Publicité

Tous les matins, dès potron-minet, Gilles Bernheim fait son jogging. Le rabbin de la synagogue parisienne de la Victoire l'a compris : dans la course au grand rabbinat de France, dont l'élection aura lieu le 22 juin, mieux vaut avoir du souffle et le pied assuré, car les peaux de banane ne manquent pas. Elles se sont même multipliées, tant la joute était rude contre Joseph Sitruk, sortant, depuis vingt ans, figure emblématique de la communauté juive. Ce dernier, âgé de 63 ans, proche des courants ultra-orthodoxes israéliens, a su animer la communauté durant ses mandats à force de rassemblements populaires, grâce à un charisme et un sens de la communication inégalés. Son challenger, 56 ans, agrégé de philosophie, orthodoxe tendance libérale, mise sur son aura d'intellectuel et sa réputation de rabbin d'ouverture

Dès le début du printemps, Rafi Marciano, directeur de campagne de Gilles Bernheim, attaque au micro de Radio J, sur l'air de « 20 ans, ça suffit ». Le responsable communautaire glisse quelques mots sur le délicat état de santé du grand rabbin, hémiplégique depuis un accident vasculaire, en 2001. Les partisans de Joseph Sitruk détestent être chatouillés sur ce sujet sensible.

Rumeurs et vidéo truquée

Dans une lettre ouverte à Gilles Bernheim - envoyée à tout le monde sauf à l'intéressé - un membre éminent de la communauté de Sarcelles riposte, en reprochant au candidat, vice-président de l'Amitié judéo-chrétienne de France, de fréquenter d'un peu trop près les catholiques. La lettre brûlot cite des passages d'un livre que Gilles Bernheim a publié peu avant la campagne sur les conditions du dialogue théologique avec la religion chrétienne, Le Rabbin et le cardinal (Fayard), écrit avec l'évêque de Lyon, Mgr Barbarin. Le message est clair : voter pour Bernheim le « christianisant », c'est voter contre le judaïsme religieux.

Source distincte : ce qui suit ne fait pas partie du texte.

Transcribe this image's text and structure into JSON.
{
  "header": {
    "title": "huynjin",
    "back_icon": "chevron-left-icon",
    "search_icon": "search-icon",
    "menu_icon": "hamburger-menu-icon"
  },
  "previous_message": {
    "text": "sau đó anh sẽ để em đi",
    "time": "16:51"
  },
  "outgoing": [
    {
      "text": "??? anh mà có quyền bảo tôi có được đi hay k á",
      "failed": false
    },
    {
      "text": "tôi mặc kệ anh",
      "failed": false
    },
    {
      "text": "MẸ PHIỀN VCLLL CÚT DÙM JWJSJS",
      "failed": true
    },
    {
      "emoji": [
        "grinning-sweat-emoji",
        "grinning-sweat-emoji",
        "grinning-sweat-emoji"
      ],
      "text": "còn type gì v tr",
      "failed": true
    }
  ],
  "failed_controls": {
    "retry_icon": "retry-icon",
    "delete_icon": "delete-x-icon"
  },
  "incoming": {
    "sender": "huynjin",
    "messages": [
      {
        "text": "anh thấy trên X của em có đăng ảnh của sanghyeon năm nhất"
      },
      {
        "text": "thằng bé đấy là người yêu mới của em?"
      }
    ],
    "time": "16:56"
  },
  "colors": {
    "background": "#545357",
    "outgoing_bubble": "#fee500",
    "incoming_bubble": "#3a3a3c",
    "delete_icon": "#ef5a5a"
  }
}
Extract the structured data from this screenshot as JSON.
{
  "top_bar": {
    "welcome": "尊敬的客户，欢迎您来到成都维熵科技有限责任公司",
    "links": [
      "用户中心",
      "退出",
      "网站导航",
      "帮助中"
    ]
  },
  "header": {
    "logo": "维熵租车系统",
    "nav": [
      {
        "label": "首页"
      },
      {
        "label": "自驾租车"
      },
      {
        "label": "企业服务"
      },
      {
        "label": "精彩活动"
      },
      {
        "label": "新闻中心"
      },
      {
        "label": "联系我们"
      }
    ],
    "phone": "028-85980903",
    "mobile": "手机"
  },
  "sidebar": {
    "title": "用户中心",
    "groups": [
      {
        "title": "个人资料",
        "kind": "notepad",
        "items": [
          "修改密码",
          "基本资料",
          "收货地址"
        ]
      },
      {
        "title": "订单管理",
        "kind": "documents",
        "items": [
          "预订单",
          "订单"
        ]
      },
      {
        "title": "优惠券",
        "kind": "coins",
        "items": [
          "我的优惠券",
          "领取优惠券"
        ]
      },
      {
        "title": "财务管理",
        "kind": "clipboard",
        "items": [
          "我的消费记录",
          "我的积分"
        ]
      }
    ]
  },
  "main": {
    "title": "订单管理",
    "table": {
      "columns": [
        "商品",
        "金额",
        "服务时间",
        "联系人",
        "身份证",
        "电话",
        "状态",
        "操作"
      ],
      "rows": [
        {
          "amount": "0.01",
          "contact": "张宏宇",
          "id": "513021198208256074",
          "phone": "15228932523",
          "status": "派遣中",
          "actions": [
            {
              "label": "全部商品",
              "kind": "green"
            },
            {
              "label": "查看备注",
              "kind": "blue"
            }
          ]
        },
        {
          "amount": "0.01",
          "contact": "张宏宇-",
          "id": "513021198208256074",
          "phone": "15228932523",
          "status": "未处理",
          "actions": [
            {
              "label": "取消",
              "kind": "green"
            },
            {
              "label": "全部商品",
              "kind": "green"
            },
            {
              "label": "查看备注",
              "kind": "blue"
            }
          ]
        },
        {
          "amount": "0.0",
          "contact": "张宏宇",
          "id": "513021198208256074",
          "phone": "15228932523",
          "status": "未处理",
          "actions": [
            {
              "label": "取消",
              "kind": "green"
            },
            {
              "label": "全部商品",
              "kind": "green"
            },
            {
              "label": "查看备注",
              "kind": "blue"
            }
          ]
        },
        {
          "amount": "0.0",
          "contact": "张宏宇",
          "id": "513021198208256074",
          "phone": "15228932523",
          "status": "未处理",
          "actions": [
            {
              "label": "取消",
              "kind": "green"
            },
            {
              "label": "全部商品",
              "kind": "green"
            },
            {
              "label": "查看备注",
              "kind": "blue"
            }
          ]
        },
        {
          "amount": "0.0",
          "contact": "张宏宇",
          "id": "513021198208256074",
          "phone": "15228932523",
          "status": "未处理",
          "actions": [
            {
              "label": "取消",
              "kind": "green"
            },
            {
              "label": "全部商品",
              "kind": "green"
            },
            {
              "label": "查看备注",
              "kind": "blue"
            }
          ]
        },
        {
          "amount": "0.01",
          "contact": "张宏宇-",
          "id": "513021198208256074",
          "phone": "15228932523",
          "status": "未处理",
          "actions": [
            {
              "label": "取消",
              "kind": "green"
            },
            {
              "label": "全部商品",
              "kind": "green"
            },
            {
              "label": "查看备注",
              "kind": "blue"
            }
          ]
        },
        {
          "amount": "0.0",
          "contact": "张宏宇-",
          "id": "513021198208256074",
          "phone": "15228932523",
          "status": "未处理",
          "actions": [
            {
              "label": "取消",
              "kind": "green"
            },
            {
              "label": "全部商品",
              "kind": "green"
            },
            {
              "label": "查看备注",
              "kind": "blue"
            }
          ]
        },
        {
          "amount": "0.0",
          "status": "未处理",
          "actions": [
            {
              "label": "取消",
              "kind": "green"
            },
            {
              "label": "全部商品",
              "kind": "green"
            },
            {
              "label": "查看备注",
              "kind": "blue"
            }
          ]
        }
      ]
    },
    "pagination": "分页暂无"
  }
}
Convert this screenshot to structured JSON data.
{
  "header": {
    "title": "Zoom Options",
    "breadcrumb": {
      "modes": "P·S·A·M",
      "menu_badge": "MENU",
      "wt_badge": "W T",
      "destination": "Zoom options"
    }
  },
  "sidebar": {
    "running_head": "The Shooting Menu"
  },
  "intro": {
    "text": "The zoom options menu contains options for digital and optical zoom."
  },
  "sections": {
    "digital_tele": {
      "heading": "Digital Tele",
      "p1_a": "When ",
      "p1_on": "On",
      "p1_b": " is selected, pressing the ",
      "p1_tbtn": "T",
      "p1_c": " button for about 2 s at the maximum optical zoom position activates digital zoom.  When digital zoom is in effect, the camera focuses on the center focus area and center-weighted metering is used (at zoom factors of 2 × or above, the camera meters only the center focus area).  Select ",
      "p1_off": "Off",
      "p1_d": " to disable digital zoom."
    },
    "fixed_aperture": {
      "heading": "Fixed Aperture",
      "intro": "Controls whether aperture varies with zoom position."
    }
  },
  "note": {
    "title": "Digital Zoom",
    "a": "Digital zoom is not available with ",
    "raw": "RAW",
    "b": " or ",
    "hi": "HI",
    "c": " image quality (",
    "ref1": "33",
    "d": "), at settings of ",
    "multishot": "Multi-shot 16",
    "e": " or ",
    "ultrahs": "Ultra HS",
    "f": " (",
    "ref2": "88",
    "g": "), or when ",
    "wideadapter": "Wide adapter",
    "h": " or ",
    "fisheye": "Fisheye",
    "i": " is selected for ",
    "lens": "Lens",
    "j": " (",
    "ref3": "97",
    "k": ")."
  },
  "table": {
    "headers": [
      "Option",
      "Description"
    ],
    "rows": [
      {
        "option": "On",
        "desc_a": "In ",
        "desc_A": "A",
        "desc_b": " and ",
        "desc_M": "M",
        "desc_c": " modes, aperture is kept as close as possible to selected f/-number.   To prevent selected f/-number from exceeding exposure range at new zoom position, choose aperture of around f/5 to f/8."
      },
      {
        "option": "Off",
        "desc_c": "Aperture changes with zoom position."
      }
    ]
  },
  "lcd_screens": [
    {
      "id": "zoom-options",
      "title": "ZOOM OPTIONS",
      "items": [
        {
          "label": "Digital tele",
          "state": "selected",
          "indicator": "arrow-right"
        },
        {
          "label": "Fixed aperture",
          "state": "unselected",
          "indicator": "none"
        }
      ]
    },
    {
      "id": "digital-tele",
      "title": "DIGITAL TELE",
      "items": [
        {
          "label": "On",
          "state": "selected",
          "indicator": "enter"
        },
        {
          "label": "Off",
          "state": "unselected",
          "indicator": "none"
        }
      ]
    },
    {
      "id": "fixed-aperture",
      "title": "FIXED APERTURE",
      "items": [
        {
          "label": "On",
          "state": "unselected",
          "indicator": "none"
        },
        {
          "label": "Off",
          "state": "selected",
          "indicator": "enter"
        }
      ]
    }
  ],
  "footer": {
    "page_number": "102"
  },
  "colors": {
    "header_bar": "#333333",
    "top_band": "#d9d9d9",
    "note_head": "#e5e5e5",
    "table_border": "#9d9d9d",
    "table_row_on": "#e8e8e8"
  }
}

Rumeurs et courriers vinaigrés envahissent le Net. Le grand rabbin séfarade d'Israël, Shlomo Amar, à qui une bonne âme a lu quelques passages de l'ouvrage incriminé, invite à mots couverts les électeurs à voter Sitruk. Quelques jours plus tard, une vidéo truquée déboule sur Dailymotion. On y découvre Bernheim déblatérant à propos de son rival. Celui-ci s'émeut, envoie une lettre à son concurrent, qui ne dit mot. « Il ne faut pas descendre dans les bas-fonds d'une élection », réplique Michaël Abizdid, directeur de campagne de Joseph Sitruk.

D'autres s'en chargent. Outrés, le Conseil représentatif des institutions juives de France (Crif) et le Fonds social juif unifié s'invitent dans la campagne en demandant aux uns et aux autres de « faire preuve de retenue ». « On se dirait chez les démocrates américains durant les primaires », grince un membre de la communauté. Pour le gagnant, la campagne aura été dure. Mais l'après-22 juin risque d'être pire.